Too many times we see films lose the plot after intermission—a concept as old as the movies that India, and a few other countries, have retained. Some call it The Curse of the Second Half. Some movies recover miraculously post-interval, like tail-enders winning a match after the team's main batsmen have failed. In this series, we write about films that are half good, and half bad. Or the other way around. Thank god for the loo break though.
Indian archaeologists have been looking for a lost Chola tribe (yes, those Cholas), believed to have gone into hiding someplace near Vietnam. When one of these archaeologists goes missing, the government puts together a search party, consisting of Anitha (Reema Sen), Lavanya (Andrea Jeremiah) and a 'coolie' named Muthu (Karthi), who brings with him a band of mercenaries…
The search party follows a map and experiences a series of dangers, and all we seem to be seeing is a very derivative Indiana Jones-style entertainer. The creepy-crawly snake attack from Raiders of the Lost Ark is routed through the graph of Indiana Jones and the Last Crusade, where an archeologist-father goes missing, causing the archeologist-child to embark on an expedition retracing his steps….
But the set pieces aren't exciting. Things are made worse by the squeezed-in songs, the shabby CGI effects, the carelessly cast heroines (neither of whom is remotely interested in convincing us about their fluency in the spoken language)… As a result, there's no investment in the material, and there's no buildup. There's just showdown after mildly diverting showdown. You think this is what the rest of the film is going to be like, an ultra- generic action-adventure ride with a splash of the supernatural…

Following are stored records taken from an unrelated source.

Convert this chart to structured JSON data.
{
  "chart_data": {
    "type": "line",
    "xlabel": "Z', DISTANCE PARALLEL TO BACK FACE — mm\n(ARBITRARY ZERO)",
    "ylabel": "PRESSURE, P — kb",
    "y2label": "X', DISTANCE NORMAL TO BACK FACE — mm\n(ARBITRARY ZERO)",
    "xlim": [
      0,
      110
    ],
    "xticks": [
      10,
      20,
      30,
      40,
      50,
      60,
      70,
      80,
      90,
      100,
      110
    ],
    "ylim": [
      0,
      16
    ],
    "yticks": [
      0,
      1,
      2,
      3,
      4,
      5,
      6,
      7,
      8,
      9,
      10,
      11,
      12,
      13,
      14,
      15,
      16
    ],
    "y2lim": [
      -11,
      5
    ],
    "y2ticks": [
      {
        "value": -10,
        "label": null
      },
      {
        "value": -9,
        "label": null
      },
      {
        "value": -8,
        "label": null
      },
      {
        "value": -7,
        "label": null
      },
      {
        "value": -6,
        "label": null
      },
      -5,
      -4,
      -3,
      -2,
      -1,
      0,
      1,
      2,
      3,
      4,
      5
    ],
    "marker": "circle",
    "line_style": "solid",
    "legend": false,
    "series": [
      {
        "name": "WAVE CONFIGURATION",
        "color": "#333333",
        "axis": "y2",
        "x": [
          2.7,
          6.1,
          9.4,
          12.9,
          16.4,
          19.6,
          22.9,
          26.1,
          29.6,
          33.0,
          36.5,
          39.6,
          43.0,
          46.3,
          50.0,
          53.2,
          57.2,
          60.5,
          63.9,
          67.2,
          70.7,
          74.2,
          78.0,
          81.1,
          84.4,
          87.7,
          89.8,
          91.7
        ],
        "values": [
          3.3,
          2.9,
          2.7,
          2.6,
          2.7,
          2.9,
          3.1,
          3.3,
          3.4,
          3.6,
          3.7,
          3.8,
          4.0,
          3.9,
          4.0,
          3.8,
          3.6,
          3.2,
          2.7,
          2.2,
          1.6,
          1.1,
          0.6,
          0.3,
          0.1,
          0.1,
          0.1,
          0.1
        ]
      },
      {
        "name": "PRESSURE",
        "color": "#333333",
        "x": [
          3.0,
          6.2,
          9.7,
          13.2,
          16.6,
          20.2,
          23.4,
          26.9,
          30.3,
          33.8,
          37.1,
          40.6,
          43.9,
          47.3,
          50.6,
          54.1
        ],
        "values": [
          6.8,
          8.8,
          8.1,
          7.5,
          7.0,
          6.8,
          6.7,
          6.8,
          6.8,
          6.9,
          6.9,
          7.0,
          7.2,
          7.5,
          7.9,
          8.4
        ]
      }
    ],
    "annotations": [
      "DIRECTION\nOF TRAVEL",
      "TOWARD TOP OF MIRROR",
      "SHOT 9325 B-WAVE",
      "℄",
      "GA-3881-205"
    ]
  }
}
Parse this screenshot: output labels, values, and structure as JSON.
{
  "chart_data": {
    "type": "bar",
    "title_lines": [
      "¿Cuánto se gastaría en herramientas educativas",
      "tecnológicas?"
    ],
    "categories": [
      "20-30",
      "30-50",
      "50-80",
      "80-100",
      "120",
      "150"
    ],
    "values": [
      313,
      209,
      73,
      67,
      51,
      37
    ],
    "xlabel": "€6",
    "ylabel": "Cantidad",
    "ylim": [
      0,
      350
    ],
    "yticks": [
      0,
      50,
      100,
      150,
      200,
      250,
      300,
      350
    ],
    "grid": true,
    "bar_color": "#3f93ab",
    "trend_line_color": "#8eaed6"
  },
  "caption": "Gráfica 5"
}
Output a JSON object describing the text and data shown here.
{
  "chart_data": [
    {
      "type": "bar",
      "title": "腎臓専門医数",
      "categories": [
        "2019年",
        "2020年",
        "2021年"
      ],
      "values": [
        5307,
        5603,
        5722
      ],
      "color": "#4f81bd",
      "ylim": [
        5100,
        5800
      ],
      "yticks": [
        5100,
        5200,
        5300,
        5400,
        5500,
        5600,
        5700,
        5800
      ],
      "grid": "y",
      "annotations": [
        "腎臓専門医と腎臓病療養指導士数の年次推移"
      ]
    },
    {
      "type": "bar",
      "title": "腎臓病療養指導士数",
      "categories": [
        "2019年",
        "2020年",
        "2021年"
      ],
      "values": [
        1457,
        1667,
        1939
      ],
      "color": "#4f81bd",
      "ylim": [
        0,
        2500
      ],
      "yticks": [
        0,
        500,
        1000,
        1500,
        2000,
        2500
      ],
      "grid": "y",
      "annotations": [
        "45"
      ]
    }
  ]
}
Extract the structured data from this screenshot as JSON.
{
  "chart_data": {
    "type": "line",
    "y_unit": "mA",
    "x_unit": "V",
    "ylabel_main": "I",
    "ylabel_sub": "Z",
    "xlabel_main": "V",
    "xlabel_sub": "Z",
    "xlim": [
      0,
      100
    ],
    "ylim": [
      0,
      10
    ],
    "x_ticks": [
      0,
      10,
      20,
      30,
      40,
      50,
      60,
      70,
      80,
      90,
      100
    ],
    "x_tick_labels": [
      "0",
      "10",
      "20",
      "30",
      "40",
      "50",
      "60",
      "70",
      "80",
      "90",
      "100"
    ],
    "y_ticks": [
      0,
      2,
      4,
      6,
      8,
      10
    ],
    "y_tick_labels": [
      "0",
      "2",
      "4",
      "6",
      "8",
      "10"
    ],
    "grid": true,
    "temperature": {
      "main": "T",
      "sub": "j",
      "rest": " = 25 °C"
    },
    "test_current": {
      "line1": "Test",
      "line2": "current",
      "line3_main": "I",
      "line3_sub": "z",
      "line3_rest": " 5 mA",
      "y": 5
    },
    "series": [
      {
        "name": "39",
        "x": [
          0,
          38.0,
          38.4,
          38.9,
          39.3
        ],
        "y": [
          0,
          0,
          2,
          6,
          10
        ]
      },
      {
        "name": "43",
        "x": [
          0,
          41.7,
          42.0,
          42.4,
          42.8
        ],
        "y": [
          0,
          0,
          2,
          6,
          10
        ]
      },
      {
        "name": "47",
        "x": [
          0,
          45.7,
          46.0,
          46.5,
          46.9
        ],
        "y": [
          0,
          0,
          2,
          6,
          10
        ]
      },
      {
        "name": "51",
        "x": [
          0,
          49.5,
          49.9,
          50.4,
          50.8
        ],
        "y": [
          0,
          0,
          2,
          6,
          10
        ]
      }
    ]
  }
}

And then, we get the second half!
The joke of the film is that the entire pre-interval stretch is the buildup. And the entire second half is the showdown. Once those obstacles are navigated, the film mutates into a beast that could scarcely be imagined from the chromosomal constituents of the first half. Now, this is bad news if you're a creature of cold logic, but a thrilling turn of events if you're willing to surrender to heavy-lidded imagery on the threshold of a fever-dream. (The trippy-nightmare sensation is exaggerated by soot-and-flame cinematography, and by slo-mo editing rhythms.)
The last obstacle faced by the team results in the protagonists becoming possessed by spirits, and as if taking a cue from these characters, the film itself becomes possessed. The ultra-generic Indiana Jones mould is shattered. What emerges is a drastic reimagining of the Cholas and the Pandiyas – who are no longer the benevolent, gold-encrusted royals from Tamil-screen historicals and mythologicals of the 1950s and 60s, but blood-soaked barbarians. (Some interpretations paint this development as Selvaraghavan's comment on the Eelam Tamils' war against the Sri Lankan army.)
Where the early portions used hard cuts, around interval, the cuts become fades-to-black. The sound design changes too, from sharp sounds to a more "echo-ey" sounds that feel like they've risen up from the depths of a dream.
There's so much that's compelling in the second half that I readily forgave the director his "sins" in the preceding portions. This is where the real story begins, and we get one of Selvaraghavan's most astonishingly deranged characters, the Chola king portrayed by R Parthiepan. He is introduced as a Dionysian tyrant, defined only by his appetites – for food, for sex, for cruelty. (He has no qualms about butchering his starved subjects, when they lunge at the sight of fresh meat.) But after a while, we realise why he has become this way. He is the latest in a long line of Chola kings who huddled for survival in these distant caves. He is frustrated. He is desperate for vital information that has been awaited for generations, about a saviour, about The One.
And when he gets this information, he transforms. He is humanised. The storytelling transforms, too. Selvaraghavan, now, switches largely to imagery (frescoes and film), folk theatre and song (Thaai thindra manne details the deprivations of the Cholas). Where the early portions used hard cuts, around interval, the cuts become fades-to-black. The sound design changes too, from sharp sounds to more "echo-ey" sounds that feel like they've risen up from the depths of a dream. And some of the earlier scenes acquire more "masala" definition. For instance, a search party with torches at the beginning gives way, by the end, to a search party with torchlights.